JP: Não, temos apenas de acabar o jogo primeiro! Rain World terá um lançamento simultâneo no PC e na PlayStation 4, e estamos a trabalhar afincadamente para termos a certeza que estas duas versões estão na melhor forma que puderem antes de começarmos em qualquer uma outra plataforma. Houve muito entusiasmo para um lançamento na Vita desde o início, por isso tivemos em conta os requisitos da Vita durante todo o desenvolvimento. Como level designer, até tive a certeza que todas as salas (mais de 1600!) funcionassem na escala 16:9 para PC e ecrãs de maiores dimensões e a escala mais pequena 4:3 para a Vita. Só isto é um *grande* trabalho, por isso quero que este lançamento realmente aconteça [risos].

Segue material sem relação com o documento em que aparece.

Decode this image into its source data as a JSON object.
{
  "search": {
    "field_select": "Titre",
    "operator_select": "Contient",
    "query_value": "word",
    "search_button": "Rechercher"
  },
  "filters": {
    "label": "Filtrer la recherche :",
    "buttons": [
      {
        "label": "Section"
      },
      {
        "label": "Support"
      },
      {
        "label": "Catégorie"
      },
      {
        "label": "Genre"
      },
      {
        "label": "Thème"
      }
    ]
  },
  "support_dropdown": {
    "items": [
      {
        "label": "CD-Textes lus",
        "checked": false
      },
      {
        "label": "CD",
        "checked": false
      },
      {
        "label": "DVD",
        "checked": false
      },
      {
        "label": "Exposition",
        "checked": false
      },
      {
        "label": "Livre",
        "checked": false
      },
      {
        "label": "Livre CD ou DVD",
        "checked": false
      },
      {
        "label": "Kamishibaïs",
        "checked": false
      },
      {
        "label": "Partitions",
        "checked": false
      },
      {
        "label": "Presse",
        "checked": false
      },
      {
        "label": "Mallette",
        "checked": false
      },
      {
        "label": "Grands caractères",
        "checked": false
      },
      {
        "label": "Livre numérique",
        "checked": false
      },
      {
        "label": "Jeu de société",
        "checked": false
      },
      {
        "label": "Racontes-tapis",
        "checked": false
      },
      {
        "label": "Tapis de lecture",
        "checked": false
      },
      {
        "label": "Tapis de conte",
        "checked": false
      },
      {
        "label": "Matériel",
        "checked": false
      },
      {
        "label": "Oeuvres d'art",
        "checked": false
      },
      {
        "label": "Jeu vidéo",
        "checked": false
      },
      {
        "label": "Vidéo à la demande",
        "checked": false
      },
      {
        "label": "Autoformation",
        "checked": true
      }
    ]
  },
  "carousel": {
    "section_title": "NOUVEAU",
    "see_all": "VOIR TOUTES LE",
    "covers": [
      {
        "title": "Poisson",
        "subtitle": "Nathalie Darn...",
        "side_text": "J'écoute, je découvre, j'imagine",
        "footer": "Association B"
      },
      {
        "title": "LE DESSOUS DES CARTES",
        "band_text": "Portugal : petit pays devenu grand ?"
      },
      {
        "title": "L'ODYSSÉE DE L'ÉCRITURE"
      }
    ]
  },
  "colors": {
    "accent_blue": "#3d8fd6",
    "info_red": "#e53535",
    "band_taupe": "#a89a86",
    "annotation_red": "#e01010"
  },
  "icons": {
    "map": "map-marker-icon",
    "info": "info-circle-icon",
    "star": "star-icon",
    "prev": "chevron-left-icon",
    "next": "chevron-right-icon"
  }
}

VG: A vossa primeira previsão para Rain World era dezembro de 2014. O que aconteceu desde aí? E quando é que podemos esperar que o jogo seja lançado?
JP: O primeiro conceito do jogo era muito muito mais pequeno! Quando fizemos a nossa campanha Kickstarter, estávamos à espera de terminar a pequena alpha que andávamos a mostrar há alguns meses e era isto. A escala do conceito inicial era aproximadamente... 1/12 do tamanho atual do jogo? Algures por aí! E isso foi antes de considerarmos reconstruir o motor de jogo em C# para que pudesse ser jogado em hardware moderno. Por isso, basicamente não tínhamos ideia na altura que iria haver tanto interesse no jogo. Depois de ver uma reação tão positiva dos fãs e da imprensa e dos editores e da comunidade de jogadores, as expetativas elevaram-se bastante e a oportunidade de ir longe com isto estava presente e foi o que fizemos.